Clemente voltou a dormir. Depois, sem saber quanto tempo se passou, apenas tenta ser paciente ao ouvir ainda de madrugada, mais ruídos estranhos, possivelmente de algum dos filhos. Clemente ficou sonhando que certamente alguém estará muito bêbado e sujo vomitando pela sala. “Isso se for mesmo o fausto… Vou deixá-lo em paz! Afinal não sei dizer por quantos dias ele não aparece em casa!”. Sonolento, Clemente voltou a dormir diante do incrível silêncio que se seguiu.
Horas depois, com o sol avisando a todos da chegada de mais um dia, mesmo aos mais desavisados. A claridade foi invadindo a casa silenciosamente por pequenas frestas brilhantes, pelas janelas dos quartos e da sala, com a luz portentosa de astro-rei que, apesar da sua força habitual, apesar de toda a sua força vital e diária, não muito raro passa despercebido por muitas pessoas. Clemente fica enaltecido com tanta energia, levanta-se da cama com uma incrível disposição para um mundo de coisas e possibilidades que podem surgir. Mesmo estando um pouco sonolento, consegue concluir que, “acho que conheço a vida de maneira muito superficial”, e por isso mesmo se sente feliz, com a vida podendo lhe proporcionar muitas surpresas. Tenta não ficar imaginando um mundo dividido entre coisas boas e ruins, pois na vida poderá sempre existir ou acontecer tudo ao mesmo tempo; apenas um fluxo de coisas em um vai-e-vem contínuo, sem ideia de valor. Certeza mesmo, com uma única exceção, aconteceu no momento em que pensou no trabalho. Não exatamente sobre a ideia simples de estar relutante contra qualquer tipo de trabalho, mas uma indisposição ao velho trabalho, ao ultrapassado e massificado assunto que se tornou a medicina em sua vida.
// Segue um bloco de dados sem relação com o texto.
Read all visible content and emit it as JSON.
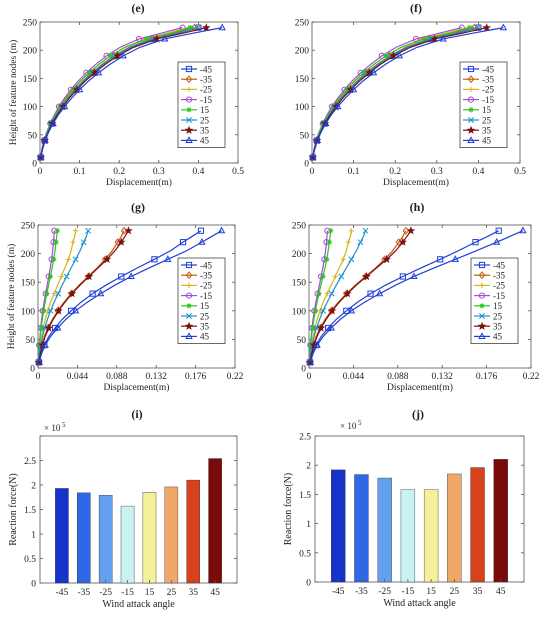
{
  "chart_data": [
    {
      "panel": "(e)",
      "type": "line",
      "ylabel": "Height of feature nodes (m)",
      "xlabel": "Displacement(m)",
      "xlim": [
        0,
        0.5
      ],
      "ylim": [
        0,
        250
      ],
      "xticks": [
        0,
        0.1,
        0.2,
        0.3,
        0.4,
        0.5
      ],
      "xtick_labels": [
        "0",
        "0.1",
        "0.2",
        "0.3",
        "0.4",
        "0.5"
      ],
      "yticks": [
        0,
        50,
        100,
        150,
        200,
        250
      ],
      "legend_position": "right",
      "y": [
        10,
        25,
        40,
        55,
        70,
        85,
        100,
        115,
        130,
        145,
        160,
        175,
        190,
        205,
        220,
        230,
        240
      ],
      "series": [
        {
          "name": "-45",
          "color": "#1f3fd6",
          "marker": "square",
          "values": [
            0.002,
            0.006,
            0.012,
            0.02,
            0.03,
            0.042,
            0.056,
            0.072,
            0.09,
            0.11,
            0.133,
            0.16,
            0.19,
            0.23,
            0.29,
            0.35,
            0.4
          ]
        },
        {
          "name": "-35",
          "color": "#c25a10",
          "marker": "diamond",
          "values": [
            0.002,
            0.006,
            0.011,
            0.019,
            0.029,
            0.041,
            0.054,
            0.07,
            0.088,
            0.108,
            0.131,
            0.157,
            0.187,
            0.225,
            0.28,
            0.335,
            0.39
          ]
        },
        {
          "name": "-25",
          "color": "#d8b41e",
          "marker": "plus",
          "values": [
            0.002,
            0.005,
            0.011,
            0.018,
            0.027,
            0.038,
            0.051,
            0.066,
            0.083,
            0.102,
            0.124,
            0.149,
            0.178,
            0.214,
            0.265,
            0.32,
            0.375
          ]
        },
        {
          "name": "-15",
          "color": "#a64bd9",
          "marker": "circle",
          "values": [
            0.002,
            0.005,
            0.01,
            0.017,
            0.026,
            0.036,
            0.048,
            0.062,
            0.078,
            0.096,
            0.117,
            0.141,
            0.168,
            0.202,
            0.25,
            0.305,
            0.36
          ]
        },
        {
          "name": "15",
          "color": "#2ec41e",
          "marker": "asterisk",
          "values": [
            0.002,
            0.006,
            0.011,
            0.018,
            0.027,
            0.038,
            0.051,
            0.066,
            0.083,
            0.102,
            0.124,
            0.149,
            0.178,
            0.214,
            0.27,
            0.33,
            0.38
          ]
        },
        {
          "name": "25",
          "color": "#1e8fd0",
          "marker": "x",
          "values": [
            0.002,
            0.006,
            0.012,
            0.02,
            0.03,
            0.042,
            0.056,
            0.072,
            0.09,
            0.11,
            0.133,
            0.16,
            0.19,
            0.228,
            0.285,
            0.345,
            0.4
          ]
        },
        {
          "name": "35",
          "color": "#7a1010",
          "marker": "star",
          "values": [
            0.002,
            0.006,
            0.012,
            0.021,
            0.031,
            0.043,
            0.058,
            0.074,
            0.093,
            0.114,
            0.138,
            0.165,
            0.196,
            0.236,
            0.295,
            0.36,
            0.42
          ]
        },
        {
          "name": "45",
          "color": "#1f3fd6",
          "marker": "triangle",
          "values": [
            0.002,
            0.007,
            0.013,
            0.022,
            0.033,
            0.046,
            0.062,
            0.08,
            0.1,
            0.122,
            0.148,
            0.177,
            0.21,
            0.252,
            0.315,
            0.385,
            0.46
          ]
        }
      ]
    },
    {
      "panel": "(f)",
      "type": "line",
      "ylabel": "",
      "xlabel": "Displacement(m)",
      "xlim": [
        0,
        0.5
      ],
      "ylim": [
        0,
        250
      ],
      "xticks": [
        0,
        0.1,
        0.2,
        0.3,
        0.4,
        0.5
      ],
      "xtick_labels": [
        "0",
        "0.1",
        "0.2",
        "0.3",
        "0.4",
        "0.5"
      ],
      "yticks": [
        0,
        50,
        100,
        150,
        200,
        250
      ],
      "legend_position": "right",
      "y": [
        10,
        25,
        40,
        55,
        70,
        85,
        100,
        115,
        130,
        145,
        160,
        175,
        190,
        205,
        220,
        230,
        240
      ],
      "series": [
        {
          "name": "-45",
          "color": "#1f3fd6",
          "marker": "square",
          "values": [
            0.002,
            0.006,
            0.012,
            0.02,
            0.03,
            0.042,
            0.056,
            0.072,
            0.09,
            0.11,
            0.133,
            0.16,
            0.19,
            0.23,
            0.29,
            0.35,
            0.4
          ]
        },
        {
          "name": "-35",
          "color": "#c25a10",
          "marker": "diamond",
          "values": [
            0.002,
            0.006,
            0.011,
            0.019,
            0.029,
            0.041,
            0.054,
            0.07,
            0.088,
            0.108,
            0.131,
            0.157,
            0.187,
            0.225,
            0.28,
            0.335,
            0.39
          ]
        },
        {
          "name": "-25",
          "color": "#d8b41e",
          "marker": "plus",
          "values": [
            0.002,
            0.005,
            0.011,
            0.018,
            0.027,
            0.038,
            0.051,
            0.066,
            0.083,
            0.102,
            0.124,
            0.149,
            0.178,
            0.214,
            0.265,
            0.32,
            0.375
          ]
        },
        {
          "name": "-15",
          "color": "#a64bd9",
          "marker": "circle",
          "values": [
            0.002,
            0.005,
            0.01,
            0.017,
            0.026,
            0.036,
            0.048,
            0.062,
            0.078,
            0.096,
            0.117,
            0.141,
            0.168,
            0.202,
            0.25,
            0.305,
            0.36
          ]
        },
        {
          "name": "15",
          "color": "#2ec41e",
          "marker": "asterisk",
          "values": [
            0.002,
            0.006,
            0.011,
            0.018,
            0.027,
            0.038,
            0.051,
            0.066,
            0.083,
            0.102,
            0.124,
            0.149,
            0.178,
            0.214,
            0.27,
            0.33,
            0.38
          ]
        },
        {
          "name": "25",
          "color": "#1e8fd0",
          "marker": "x",
          "values": [
            0.002,
            0.006,
            0.012,
            0.02,
            0.03,
            0.042,
            0.056,
            0.072,
            0.09,
            0.11,
            0.133,
            0.16,
            0.19,
            0.228,
            0.285,
            0.345,
            0.4
          ]
        },
        {
          "name": "35",
          "color": "#7a1010",
          "marker": "star",
          "values": [
            0.002,
            0.006,
            0.012,
            0.021,
            0.031,
            0.043,
            0.058,
            0.074,
            0.093,
            0.114,
            0.138,
            0.165,
            0.196,
            0.236,
            0.295,
            0.36,
            0.42
          ]
        },
        {
          "name": "45",
          "color": "#1f3fd6",
          "marker": "triangle",
          "values": [
            0.002,
            0.007,
            0.013,
            0.022,
            0.033,
            0.046,
            0.062,
            0.08,
            0.1,
            0.122,
            0.148,
            0.177,
            0.21,
            0.252,
            0.315,
            0.385,
            0.46
          ]
        }
      ]
    },
    {
      "panel": "(g)",
      "type": "line",
      "ylabel": "Height of feature nodes (m)",
      "xlabel": "Displacement(m)",
      "xlim": [
        0,
        0.22
      ],
      "ylim": [
        0,
        250
      ],
      "xticks": [
        0,
        0.044,
        0.088,
        0.132,
        0.176,
        0.22
      ],
      "xtick_labels": [
        "0",
        "0.044",
        "0.088",
        "0.132",
        "0.176",
        "0.22"
      ],
      "yticks": [
        0,
        50,
        100,
        150,
        200,
        250
      ],
      "legend_position": "right",
      "y": [
        10,
        25,
        40,
        55,
        70,
        85,
        100,
        115,
        130,
        145,
        160,
        175,
        190,
        205,
        220,
        230,
        240
      ],
      "series": [
        {
          "name": "-45",
          "color": "#1f3fd6",
          "marker": "square",
          "values": [
            0.001,
            0.003,
            0.007,
            0.012,
            0.019,
            0.027,
            0.037,
            0.048,
            0.061,
            0.076,
            0.093,
            0.111,
            0.13,
            0.148,
            0.162,
            0.172,
            0.182
          ]
        },
        {
          "name": "-35",
          "color": "#c25a10",
          "marker": "diamond",
          "values": [
            0.001,
            0.002,
            0.004,
            0.007,
            0.011,
            0.016,
            0.022,
            0.029,
            0.037,
            0.046,
            0.056,
            0.066,
            0.075,
            0.083,
            0.089,
            0.093,
            0.096
          ]
        },
        {
          "name": "-25",
          "color": "#d8b41e",
          "marker": "plus",
          "values": [
            0.0005,
            0.001,
            0.002,
            0.004,
            0.006,
            0.008,
            0.011,
            0.014,
            0.018,
            0.022,
            0.026,
            0.03,
            0.034,
            0.037,
            0.039,
            0.041,
            0.042
          ]
        },
        {
          "name": "-15",
          "color": "#a64bd9",
          "marker": "circle",
          "values": [
            0.0003,
            0.0007,
            0.0013,
            0.0022,
            0.003,
            0.004,
            0.0053,
            0.0068,
            0.0085,
            0.0103,
            0.012,
            0.0137,
            0.0152,
            0.0164,
            0.0173,
            0.0178,
            0.0182
          ]
        },
        {
          "name": "15",
          "color": "#2ec41e",
          "marker": "asterisk",
          "values": [
            0.0003,
            0.0008,
            0.0015,
            0.0025,
            0.0035,
            0.0048,
            0.0063,
            0.008,
            0.0098,
            0.0118,
            0.0138,
            0.0158,
            0.0176,
            0.019,
            0.0202,
            0.0209,
            0.0215
          ]
        },
        {
          "name": "25",
          "color": "#1e8fd0",
          "marker": "x",
          "values": [
            0.0006,
            0.0015,
            0.003,
            0.005,
            0.0075,
            0.0105,
            0.014,
            0.018,
            0.0225,
            0.027,
            0.032,
            0.037,
            0.042,
            0.047,
            0.051,
            0.054,
            0.056
          ]
        },
        {
          "name": "35",
          "color": "#7a1010",
          "marker": "star",
          "values": [
            0.001,
            0.0025,
            0.005,
            0.008,
            0.012,
            0.017,
            0.023,
            0.03,
            0.038,
            0.047,
            0.057,
            0.067,
            0.077,
            0.086,
            0.093,
            0.097,
            0.101
          ]
        },
        {
          "name": "45",
          "color": "#1f3fd6",
          "marker": "triangle",
          "values": [
            0.0015,
            0.004,
            0.008,
            0.014,
            0.022,
            0.031,
            0.042,
            0.055,
            0.07,
            0.086,
            0.104,
            0.124,
            0.145,
            0.166,
            0.183,
            0.194,
            0.205
          ]
        }
      ]
    },
    {
      "panel": "(h)",
      "type": "line",
      "ylabel": "",
      "xlabel": "Displacement(m)",
      "xlim": [
        0,
        0.22
      ],
      "ylim": [
        0,
        250
      ],
      "xticks": [
        0,
        0.044,
        0.088,
        0.132,
        0.176,
        0.22
      ],
      "xtick_labels": [
        "0",
        "0.044",
        "0.088",
        "0.132",
        "0.176",
        "0.22"
      ],
      "yticks": [
        0,
        50,
        100,
        150,
        200,
        250
      ],
      "legend_position": "right",
      "y": [
        10,
        25,
        40,
        55,
        70,
        85,
        100,
        115,
        130,
        145,
        160,
        175,
        190,
        205,
        220,
        230,
        240
      ],
      "series": [
        {
          "name": "-45",
          "color": "#1f3fd6",
          "marker": "square",
          "values": [
            0.001,
            0.003,
            0.007,
            0.012,
            0.019,
            0.027,
            0.037,
            0.048,
            0.061,
            0.076,
            0.093,
            0.111,
            0.13,
            0.148,
            0.165,
            0.177,
            0.188
          ]
        },
        {
          "name": "-35",
          "color": "#c25a10",
          "marker": "diamond",
          "values": [
            0.001,
            0.002,
            0.004,
            0.007,
            0.011,
            0.016,
            0.022,
            0.029,
            0.037,
            0.046,
            0.056,
            0.066,
            0.075,
            0.083,
            0.089,
            0.093,
            0.096
          ]
        },
        {
          "name": "-25",
          "color": "#d8b41e",
          "marker": "plus",
          "values": [
            0.0005,
            0.001,
            0.002,
            0.004,
            0.006,
            0.008,
            0.011,
            0.014,
            0.018,
            0.022,
            0.026,
            0.03,
            0.034,
            0.037,
            0.039,
            0.041,
            0.042
          ]
        },
        {
          "name": "-15",
          "color": "#a64bd9",
          "marker": "circle",
          "values": [
            0.0003,
            0.0007,
            0.0013,
            0.0022,
            0.003,
            0.004,
            0.0053,
            0.0068,
            0.0085,
            0.0103,
            0.012,
            0.0137,
            0.0152,
            0.0164,
            0.0173,
            0.0178,
            0.0182
          ]
        },
        {
          "name": "15",
          "color": "#2ec41e",
          "marker": "asterisk",
          "values": [
            0.0003,
            0.0008,
            0.0015,
            0.0025,
            0.0035,
            0.0048,
            0.0063,
            0.008,
            0.0098,
            0.0118,
            0.0138,
            0.0158,
            0.0176,
            0.019,
            0.0202,
            0.0209,
            0.0215
          ]
        },
        {
          "name": "25",
          "color": "#1e8fd0",
          "marker": "x",
          "values": [
            0.0006,
            0.0015,
            0.003,
            0.005,
            0.0075,
            0.0105,
            0.014,
            0.018,
            0.0225,
            0.027,
            0.032,
            0.037,
            0.042,
            0.047,
            0.051,
            0.054,
            0.056
          ]
        },
        {
          "name": "35",
          "color": "#7a1010",
          "marker": "star",
          "values": [
            0.001,
            0.0025,
            0.005,
            0.008,
            0.012,
            0.017,
            0.023,
            0.03,
            0.038,
            0.047,
            0.057,
            0.067,
            0.077,
            0.086,
            0.093,
            0.097,
            0.101
          ]
        },
        {
          "name": "45",
          "color": "#1f3fd6",
          "marker": "triangle",
          "values": [
            0.0015,
            0.004,
            0.008,
            0.014,
            0.022,
            0.031,
            0.042,
            0.055,
            0.07,
            0.086,
            0.104,
            0.124,
            0.145,
            0.166,
            0.186,
            0.199,
            0.212
          ]
        }
      ]
    },
    {
      "panel": "(i)",
      "type": "bar",
      "ylabel": "Reaction force(N)",
      "xlabel": "Wind attack angle",
      "scale_label": "× 10",
      "scale_exp": "5",
      "ylim": [
        0,
        3
      ],
      "yticks": [
        0,
        0.5,
        1,
        1.5,
        2,
        2.5,
        3
      ],
      "ytick_labels": [
        "0",
        "0.5",
        "1",
        "1.5",
        "2",
        "2.5",
        ""
      ],
      "categories": [
        "-45",
        "-35",
        "-25",
        "-15",
        "15",
        "25",
        "35",
        "45"
      ],
      "values": [
        1.93,
        1.84,
        1.79,
        1.57,
        1.85,
        1.96,
        2.1,
        2.54
      ],
      "colors": [
        "#1533c9",
        "#2f68e6",
        "#64a0f0",
        "#c9f2f2",
        "#f3f19a",
        "#f0a86a",
        "#d8421a",
        "#7a0a0a"
      ]
    },
    {
      "panel": "(j)",
      "type": "bar",
      "ylabel": "Reaction force(N)",
      "xlabel": "Wind attack angle",
      "scale_label": "× 10",
      "scale_exp": "5",
      "ylim": [
        0,
        2.5
      ],
      "yticks": [
        0,
        0.5,
        1,
        1.5,
        2,
        2.5
      ],
      "ytick_labels": [
        "0",
        "0.5",
        "1",
        "1.5",
        "2",
        "2.5"
      ],
      "categories": [
        "-45",
        "-35",
        "-25",
        "-15",
        "15",
        "25",
        "35",
        "45"
      ],
      "values": [
        1.92,
        1.84,
        1.78,
        1.58,
        1.58,
        1.85,
        1.96,
        2.1
      ],
      "colors": [
        "#1533c9",
        "#2f68e6",
        "#64a0f0",
        "#c9f2f2",
        "#f3f19a",
        "#f0a86a",
        "#d8421a",
        "#7a0a0a"
      ]
    }
  ]
}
“Isso me faz pensar que qualquer trabalho novo seria melhor do que o normal para este momento. Melhor do que qualquer mesmice do mundo da medicina! Isso tudo, já está na hora de tomar outro rumo! Mas qual? Como? Quando?”
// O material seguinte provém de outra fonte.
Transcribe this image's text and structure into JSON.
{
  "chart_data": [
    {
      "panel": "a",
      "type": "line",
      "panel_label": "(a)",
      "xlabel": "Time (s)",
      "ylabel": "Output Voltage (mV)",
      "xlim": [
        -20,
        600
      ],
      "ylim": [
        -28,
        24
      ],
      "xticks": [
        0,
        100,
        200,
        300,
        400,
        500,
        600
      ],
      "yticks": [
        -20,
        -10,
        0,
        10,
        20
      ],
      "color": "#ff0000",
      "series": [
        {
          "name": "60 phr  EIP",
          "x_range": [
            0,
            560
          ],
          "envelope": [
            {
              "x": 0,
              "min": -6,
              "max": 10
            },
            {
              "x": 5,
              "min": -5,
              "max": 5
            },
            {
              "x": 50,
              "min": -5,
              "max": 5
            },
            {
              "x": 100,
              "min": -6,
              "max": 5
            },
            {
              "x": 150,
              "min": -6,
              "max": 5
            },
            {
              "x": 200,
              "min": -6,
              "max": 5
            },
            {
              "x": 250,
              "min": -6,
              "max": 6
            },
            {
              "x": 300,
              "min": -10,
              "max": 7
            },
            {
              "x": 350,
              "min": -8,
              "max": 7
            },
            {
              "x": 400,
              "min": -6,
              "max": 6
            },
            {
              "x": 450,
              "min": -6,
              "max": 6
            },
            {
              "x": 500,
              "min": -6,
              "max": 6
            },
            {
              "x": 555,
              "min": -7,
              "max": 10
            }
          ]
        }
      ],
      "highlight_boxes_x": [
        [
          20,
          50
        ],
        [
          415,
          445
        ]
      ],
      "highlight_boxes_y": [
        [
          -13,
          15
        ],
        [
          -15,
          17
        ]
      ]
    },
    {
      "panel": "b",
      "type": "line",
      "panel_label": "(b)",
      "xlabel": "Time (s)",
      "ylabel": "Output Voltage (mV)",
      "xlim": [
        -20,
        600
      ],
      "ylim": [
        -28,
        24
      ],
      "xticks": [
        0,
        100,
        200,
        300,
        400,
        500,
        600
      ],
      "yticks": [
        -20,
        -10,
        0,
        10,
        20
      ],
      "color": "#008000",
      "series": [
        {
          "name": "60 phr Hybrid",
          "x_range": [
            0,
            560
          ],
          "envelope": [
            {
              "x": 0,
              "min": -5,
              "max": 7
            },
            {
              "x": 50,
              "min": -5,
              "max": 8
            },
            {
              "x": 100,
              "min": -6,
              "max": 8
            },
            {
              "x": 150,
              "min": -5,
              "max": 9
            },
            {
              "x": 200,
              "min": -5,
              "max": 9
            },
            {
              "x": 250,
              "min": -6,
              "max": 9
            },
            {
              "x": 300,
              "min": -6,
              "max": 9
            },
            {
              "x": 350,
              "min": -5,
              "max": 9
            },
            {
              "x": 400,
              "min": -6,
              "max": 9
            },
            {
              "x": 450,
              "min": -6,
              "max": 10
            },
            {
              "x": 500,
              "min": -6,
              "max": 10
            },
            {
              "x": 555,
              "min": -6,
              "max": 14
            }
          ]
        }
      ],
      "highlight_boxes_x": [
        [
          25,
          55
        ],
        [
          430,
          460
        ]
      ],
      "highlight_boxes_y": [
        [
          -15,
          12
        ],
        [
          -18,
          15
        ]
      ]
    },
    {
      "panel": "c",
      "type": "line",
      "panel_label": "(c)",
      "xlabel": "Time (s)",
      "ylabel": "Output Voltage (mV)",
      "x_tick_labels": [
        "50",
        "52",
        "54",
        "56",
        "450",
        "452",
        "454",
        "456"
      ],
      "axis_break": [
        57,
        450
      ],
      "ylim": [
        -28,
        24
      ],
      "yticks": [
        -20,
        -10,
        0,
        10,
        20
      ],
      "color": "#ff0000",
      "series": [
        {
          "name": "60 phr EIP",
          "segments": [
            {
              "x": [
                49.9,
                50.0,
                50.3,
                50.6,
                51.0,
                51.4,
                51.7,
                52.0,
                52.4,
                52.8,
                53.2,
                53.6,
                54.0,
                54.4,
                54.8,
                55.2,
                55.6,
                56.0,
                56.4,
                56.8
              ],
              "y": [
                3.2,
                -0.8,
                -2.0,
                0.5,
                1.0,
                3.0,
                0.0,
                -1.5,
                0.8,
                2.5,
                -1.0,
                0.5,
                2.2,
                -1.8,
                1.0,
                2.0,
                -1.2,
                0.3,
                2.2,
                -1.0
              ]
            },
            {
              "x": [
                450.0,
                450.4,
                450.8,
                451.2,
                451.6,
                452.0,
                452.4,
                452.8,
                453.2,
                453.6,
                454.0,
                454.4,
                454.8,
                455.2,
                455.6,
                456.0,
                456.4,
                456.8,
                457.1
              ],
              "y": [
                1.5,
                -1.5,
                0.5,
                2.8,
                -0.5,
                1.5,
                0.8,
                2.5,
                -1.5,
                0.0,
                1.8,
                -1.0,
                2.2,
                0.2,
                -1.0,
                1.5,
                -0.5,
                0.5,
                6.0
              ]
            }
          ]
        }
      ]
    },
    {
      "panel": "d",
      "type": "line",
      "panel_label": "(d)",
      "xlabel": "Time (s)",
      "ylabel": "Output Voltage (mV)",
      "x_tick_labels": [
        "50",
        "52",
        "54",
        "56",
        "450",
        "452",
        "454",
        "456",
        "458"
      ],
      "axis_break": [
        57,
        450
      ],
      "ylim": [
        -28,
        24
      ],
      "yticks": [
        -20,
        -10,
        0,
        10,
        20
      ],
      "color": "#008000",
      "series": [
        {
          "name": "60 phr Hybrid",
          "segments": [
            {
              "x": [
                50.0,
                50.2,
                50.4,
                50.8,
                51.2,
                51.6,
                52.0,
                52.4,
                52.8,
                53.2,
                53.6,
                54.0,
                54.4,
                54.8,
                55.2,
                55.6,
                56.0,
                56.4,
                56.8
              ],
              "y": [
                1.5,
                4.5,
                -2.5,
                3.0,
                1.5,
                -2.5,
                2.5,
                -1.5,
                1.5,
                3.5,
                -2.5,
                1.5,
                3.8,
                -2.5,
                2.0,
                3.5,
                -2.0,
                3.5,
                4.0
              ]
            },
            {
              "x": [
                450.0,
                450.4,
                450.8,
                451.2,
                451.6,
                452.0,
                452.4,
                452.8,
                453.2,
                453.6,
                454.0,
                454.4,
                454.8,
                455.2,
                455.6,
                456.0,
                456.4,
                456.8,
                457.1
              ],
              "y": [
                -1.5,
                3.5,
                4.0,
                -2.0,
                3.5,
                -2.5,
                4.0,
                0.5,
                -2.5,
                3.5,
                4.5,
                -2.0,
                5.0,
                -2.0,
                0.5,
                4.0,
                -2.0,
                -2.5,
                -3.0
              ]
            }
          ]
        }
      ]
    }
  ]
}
Clemente saiu de sua casa sem ter notícias objetivas de nenhum dos filhos. Sequer olhou nos quartos de cada um para saber quem está ou não em casa. Mas deixou um recado geral na sala solicitando a presença de todos para o jantar de hoje à noite; pois está com a intenção única de ter uma conversa sobre como ficará o papel de cada um deles diante das coisas da casa depois de tudo. Após a morte de Ângela não houve nenhum tipo de conversa e ele quer definir como ficará a vida de cada um dos filhos o quanto antes.
Mesmo após algumas horas depois da saída de Clemente a casa continuou em silêncio. Fausto permaneceu dormindo no sofá (Clemente esqueceu de dar uma olhada), Fabrício havia saído cedo para as aulas do curso de Direito enquanto que a Fabiana, que dormiu fora de casa, ainda não havia retornado.